You seem to be arguing that it’s ok to use US state power to assert private interests of pharmaceutical makers, but it’s not ok to use Australian state power to protect the interests of broad swathes of the Australian population. This doesn’t add up in my books.

More broadly, I’m looking at these interactions as they actually take place. Everyone involved drives a hard bargain, and if you can succeed in placing the other side’s resources out of bounds, you’ve given yourself a big leg up. I read your arguments as attempts to place public resources out of bounds, and here we’re likely to continue to disagree.

For example, the deals that are bringing AIDS drugs to Africa would never have happened under the approach that I think you are arguing for. Drug-makers would have insisted that first-world prices should hold, and public actors in sub-Saharan Africa would have had their paths to action (set prices, rescinding patents) blocked for ideological reasons.

As Kleiman puts it in the piece that Sebastian cited: “How to pay for creating things that are, once created, very cheap to make in large numbers is a widespread problem. Given its growing importance, it probably deserves more attention than the standard intro micro text gives it. If the goods are priced way above marginal cost to allow a recapture of the initial investment, the result is that some consumers will choose to, or be forced to, forgo them. That forgone benefit represents sheer deadweight loss, or what non-economists call ‘waste.’ That’s as true of a song or a software program or a microprocessor as it is of an AIDS drug, but the problem gets more exciting when the forgone benefit is staying alive.”

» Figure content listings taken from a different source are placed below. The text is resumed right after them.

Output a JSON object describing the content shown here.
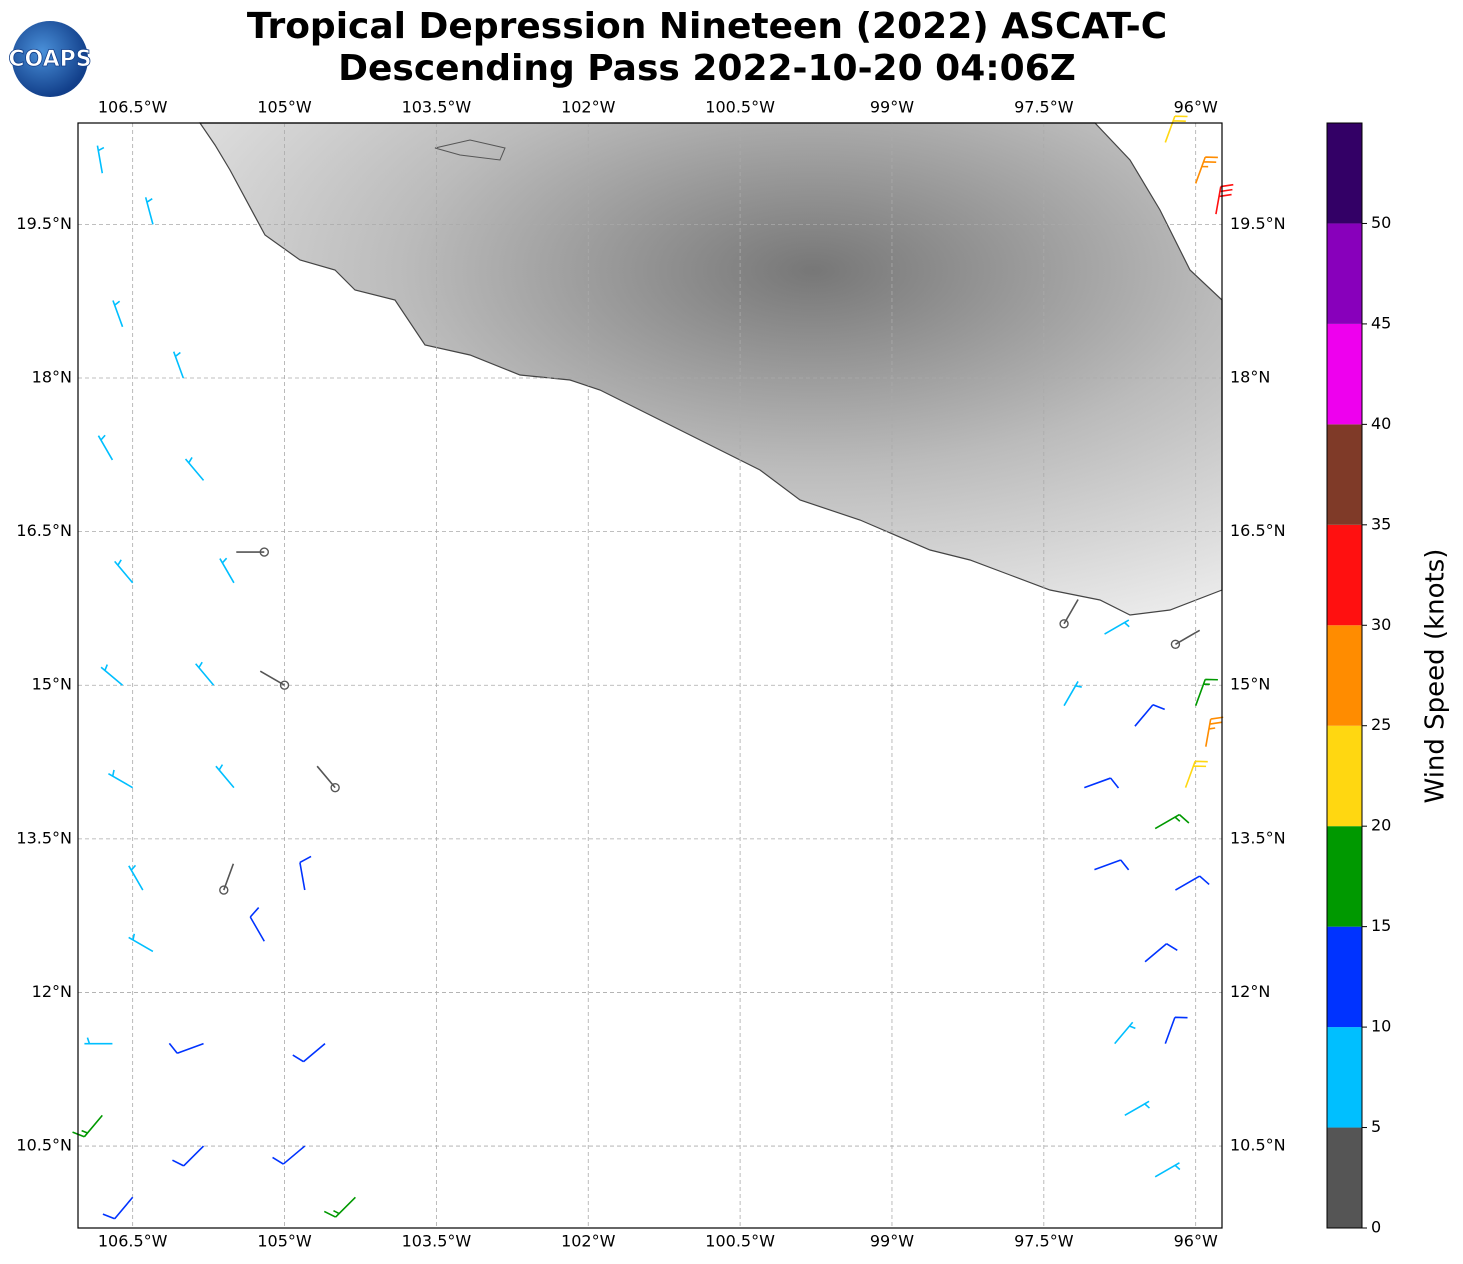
{
  "logo": "COAPS",
  "chart_data": {
    "type": "wind_barbs",
    "title": [
      "Tropical Depression Nineteen (2022) ASCAT-C",
      "Descending Pass 2022-10-20 04:06Z"
    ],
    "xlim": [
      -107.04,
      -95.74
    ],
    "ylim": [
      9.7,
      20.49
    ],
    "xticks": [
      {
        "value": -106.5,
        "label": "106.5°W"
      },
      {
        "value": -105,
        "label": "105°W"
      },
      {
        "value": -103.5,
        "label": "103.5°W"
      },
      {
        "value": -102,
        "label": "102°W"
      },
      {
        "value": -100.5,
        "label": "100.5°W"
      },
      {
        "value": -99,
        "label": "99°W"
      },
      {
        "value": -97.5,
        "label": "97.5°W"
      },
      {
        "value": -96,
        "label": "96°W"
      }
    ],
    "yticks": [
      {
        "value": 19.5,
        "label": "19.5°N"
      },
      {
        "value": 18,
        "label": "18°N"
      },
      {
        "value": 16.5,
        "label": "16.5°N"
      },
      {
        "value": 15,
        "label": "15°N"
      },
      {
        "value": 13.5,
        "label": "13.5°N"
      },
      {
        "value": 12,
        "label": "12°N"
      },
      {
        "value": 10.5,
        "label": "10.5°N"
      }
    ],
    "grid": true,
    "colorbar": {
      "label": "Wind Speed (knots)",
      "lim": [
        0,
        55
      ],
      "ticks": [
        0,
        5,
        10,
        15,
        20,
        25,
        30,
        35,
        40,
        45,
        50
      ],
      "colors": [
        "#555555",
        "#00bfff",
        "#0033ff",
        "#009900",
        "#ffd711",
        "#ff8c00",
        "#ff1010",
        "#7f3a28",
        "#ee00ee",
        "#8800bb",
        "#330066"
      ]
    },
    "wind_barbs": [
      {
        "lon": -106.8,
        "lat": 20.0,
        "speed": 8,
        "direction": 350
      },
      {
        "lon": -106.3,
        "lat": 19.5,
        "speed": 7,
        "direction": 345
      },
      {
        "lon": -106.6,
        "lat": 18.5,
        "speed": 8,
        "direction": 340
      },
      {
        "lon": -106.0,
        "lat": 18.0,
        "speed": 7,
        "direction": 340
      },
      {
        "lon": -106.7,
        "lat": 17.2,
        "speed": 8,
        "direction": 330
      },
      {
        "lon": -105.8,
        "lat": 17.0,
        "speed": 6,
        "direction": 320
      },
      {
        "lon": -106.5,
        "lat": 16.0,
        "speed": 8,
        "direction": 320
      },
      {
        "lon": -105.5,
        "lat": 16.0,
        "speed": 7,
        "direction": 330
      },
      {
        "lon": -105.2,
        "lat": 16.3,
        "speed": 3,
        "direction": 270
      },
      {
        "lon": -106.6,
        "lat": 15.0,
        "speed": 9,
        "direction": 310
      },
      {
        "lon": -105.7,
        "lat": 15.0,
        "speed": 7,
        "direction": 320
      },
      {
        "lon": -105.0,
        "lat": 15.0,
        "speed": 3,
        "direction": 300
      },
      {
        "lon": -106.5,
        "lat": 14.0,
        "speed": 8,
        "direction": 300
      },
      {
        "lon": -105.5,
        "lat": 14.0,
        "speed": 7,
        "direction": 320
      },
      {
        "lon": -104.5,
        "lat": 14.0,
        "speed": 3,
        "direction": 320
      },
      {
        "lon": -106.4,
        "lat": 13.0,
        "speed": 7,
        "direction": 330
      },
      {
        "lon": -105.6,
        "lat": 13.0,
        "speed": 4,
        "direction": 20
      },
      {
        "lon": -104.8,
        "lat": 13.0,
        "speed": 11,
        "direction": 350
      },
      {
        "lon": -106.3,
        "lat": 12.4,
        "speed": 6,
        "direction": 300
      },
      {
        "lon": -105.2,
        "lat": 12.5,
        "speed": 12,
        "direction": 330
      },
      {
        "lon": -106.7,
        "lat": 11.5,
        "speed": 8,
        "direction": 270
      },
      {
        "lon": -105.8,
        "lat": 11.5,
        "speed": 12,
        "direction": 250
      },
      {
        "lon": -104.6,
        "lat": 11.5,
        "speed": 13,
        "direction": 230
      },
      {
        "lon": -106.8,
        "lat": 10.8,
        "speed": 16,
        "direction": 220
      },
      {
        "lon": -105.8,
        "lat": 10.5,
        "speed": 13,
        "direction": 225
      },
      {
        "lon": -104.8,
        "lat": 10.5,
        "speed": 14,
        "direction": 230
      },
      {
        "lon": -104.3,
        "lat": 10.0,
        "speed": 17,
        "direction": 225
      },
      {
        "lon": -106.5,
        "lat": 10.0,
        "speed": 12,
        "direction": 220
      },
      {
        "lon": -96.9,
        "lat": 15.5,
        "speed": 7,
        "direction": 60
      },
      {
        "lon": -97.3,
        "lat": 15.6,
        "speed": 4,
        "direction": 30
      },
      {
        "lon": -96.2,
        "lat": 15.4,
        "speed": 3,
        "direction": 60
      },
      {
        "lon": -97.3,
        "lat": 14.8,
        "speed": 8,
        "direction": 30
      },
      {
        "lon": -96.6,
        "lat": 14.6,
        "speed": 11,
        "direction": 40
      },
      {
        "lon": -96.0,
        "lat": 14.8,
        "speed": 18,
        "direction": 20
      },
      {
        "lon": -95.9,
        "lat": 14.4,
        "speed": 27,
        "direction": 10
      },
      {
        "lon": -96.1,
        "lat": 14.0,
        "speed": 22,
        "direction": 20
      },
      {
        "lon": -97.1,
        "lat": 14.0,
        "speed": 12,
        "direction": 70
      },
      {
        "lon": -96.4,
        "lat": 13.6,
        "speed": 17,
        "direction": 60
      },
      {
        "lon": -97.0,
        "lat": 13.2,
        "speed": 13,
        "direction": 70
      },
      {
        "lon": -96.2,
        "lat": 13.0,
        "speed": 14,
        "direction": 60
      },
      {
        "lon": -96.5,
        "lat": 12.3,
        "speed": 12,
        "direction": 50
      },
      {
        "lon": -96.8,
        "lat": 11.5,
        "speed": 8,
        "direction": 40
      },
      {
        "lon": -96.3,
        "lat": 11.5,
        "speed": 12,
        "direction": 20
      },
      {
        "lon": -96.7,
        "lat": 10.8,
        "speed": 8,
        "direction": 60
      },
      {
        "lon": -96.4,
        "lat": 10.2,
        "speed": 7,
        "direction": 60
      },
      {
        "lon": -96.3,
        "lat": 20.3,
        "speed": 23,
        "direction": 20
      },
      {
        "lon": -96.0,
        "lat": 19.9,
        "speed": 27,
        "direction": 20
      },
      {
        "lon": -95.8,
        "lat": 19.6,
        "speed": 31,
        "direction": 10
      }
    ]
  }
}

We can argue empirically about what happens in iterations of the interaction, or as public interests change (India’s current policy on generics is a good example), but what we can’t do is posit corporations acting with no knowledge of the public sphere against states that always act capriciously.

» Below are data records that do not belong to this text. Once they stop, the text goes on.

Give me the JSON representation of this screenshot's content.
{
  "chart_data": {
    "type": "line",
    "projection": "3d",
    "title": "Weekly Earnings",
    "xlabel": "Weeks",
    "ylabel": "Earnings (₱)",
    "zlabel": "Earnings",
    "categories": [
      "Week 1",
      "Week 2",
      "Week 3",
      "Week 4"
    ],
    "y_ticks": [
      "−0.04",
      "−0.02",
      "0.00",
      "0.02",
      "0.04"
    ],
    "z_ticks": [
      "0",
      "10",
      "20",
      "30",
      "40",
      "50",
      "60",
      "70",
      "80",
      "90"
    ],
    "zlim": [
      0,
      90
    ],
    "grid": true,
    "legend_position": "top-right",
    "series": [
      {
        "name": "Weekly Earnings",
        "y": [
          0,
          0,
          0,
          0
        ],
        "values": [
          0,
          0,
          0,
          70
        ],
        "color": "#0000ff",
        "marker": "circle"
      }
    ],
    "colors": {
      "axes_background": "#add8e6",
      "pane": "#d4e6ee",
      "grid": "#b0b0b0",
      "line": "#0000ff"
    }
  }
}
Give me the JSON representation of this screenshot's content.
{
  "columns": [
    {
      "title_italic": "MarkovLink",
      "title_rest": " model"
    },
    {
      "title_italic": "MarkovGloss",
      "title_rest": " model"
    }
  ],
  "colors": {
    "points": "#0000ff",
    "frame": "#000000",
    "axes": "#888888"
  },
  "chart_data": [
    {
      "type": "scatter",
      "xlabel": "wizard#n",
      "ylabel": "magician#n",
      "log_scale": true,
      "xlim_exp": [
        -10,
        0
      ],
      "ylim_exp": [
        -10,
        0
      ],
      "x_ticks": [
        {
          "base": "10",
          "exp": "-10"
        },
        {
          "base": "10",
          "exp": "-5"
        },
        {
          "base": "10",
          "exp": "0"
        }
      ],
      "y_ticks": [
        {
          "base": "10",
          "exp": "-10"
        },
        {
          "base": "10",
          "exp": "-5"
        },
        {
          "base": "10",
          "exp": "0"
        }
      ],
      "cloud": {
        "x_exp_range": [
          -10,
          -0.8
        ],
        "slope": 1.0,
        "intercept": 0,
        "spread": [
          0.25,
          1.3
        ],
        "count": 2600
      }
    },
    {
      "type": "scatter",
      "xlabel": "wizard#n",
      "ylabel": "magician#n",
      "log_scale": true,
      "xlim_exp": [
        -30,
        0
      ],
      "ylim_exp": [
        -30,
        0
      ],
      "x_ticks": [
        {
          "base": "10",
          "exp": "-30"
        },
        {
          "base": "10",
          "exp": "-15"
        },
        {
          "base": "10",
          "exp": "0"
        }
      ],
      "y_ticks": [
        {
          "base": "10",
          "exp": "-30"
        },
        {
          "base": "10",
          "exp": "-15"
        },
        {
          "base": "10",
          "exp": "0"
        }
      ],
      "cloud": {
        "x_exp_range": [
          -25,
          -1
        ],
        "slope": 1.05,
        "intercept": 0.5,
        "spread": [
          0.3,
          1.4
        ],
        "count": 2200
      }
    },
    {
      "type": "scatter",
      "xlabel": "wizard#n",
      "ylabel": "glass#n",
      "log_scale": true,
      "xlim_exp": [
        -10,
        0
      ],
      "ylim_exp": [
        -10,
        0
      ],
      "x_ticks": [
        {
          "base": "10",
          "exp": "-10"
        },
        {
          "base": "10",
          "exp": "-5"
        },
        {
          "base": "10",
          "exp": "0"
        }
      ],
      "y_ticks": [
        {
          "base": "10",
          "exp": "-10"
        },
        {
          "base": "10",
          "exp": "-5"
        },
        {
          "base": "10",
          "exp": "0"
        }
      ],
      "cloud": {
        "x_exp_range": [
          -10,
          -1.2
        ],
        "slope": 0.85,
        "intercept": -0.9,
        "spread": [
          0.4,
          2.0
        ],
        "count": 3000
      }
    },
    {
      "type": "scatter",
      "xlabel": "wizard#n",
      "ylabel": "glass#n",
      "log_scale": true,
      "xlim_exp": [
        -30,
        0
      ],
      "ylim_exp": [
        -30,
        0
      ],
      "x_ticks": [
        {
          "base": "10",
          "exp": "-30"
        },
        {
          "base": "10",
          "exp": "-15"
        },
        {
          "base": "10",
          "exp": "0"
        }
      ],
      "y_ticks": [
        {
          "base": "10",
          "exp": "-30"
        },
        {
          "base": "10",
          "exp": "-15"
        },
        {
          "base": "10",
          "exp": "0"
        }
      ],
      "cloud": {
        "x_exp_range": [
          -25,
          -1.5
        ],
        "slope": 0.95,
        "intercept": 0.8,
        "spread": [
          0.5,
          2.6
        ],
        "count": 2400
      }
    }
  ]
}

Sebastian Holsclaw 01.23.04 at 5:02 pm

As for AIDS drugs in Africa, you seem to want charity. If you want charity, why not do what normal charities do? Buy the product you wish to charitably donate, and then donate it. The US, Canada, France and Germany could certainly do that. They could probably even get the companies to lower their prices somewhat as a charitable/publicity impulse. The problem is that the government want to enforce their charitable instincts by forcing the company not to get paid for their drugs. In the long run that can’t work.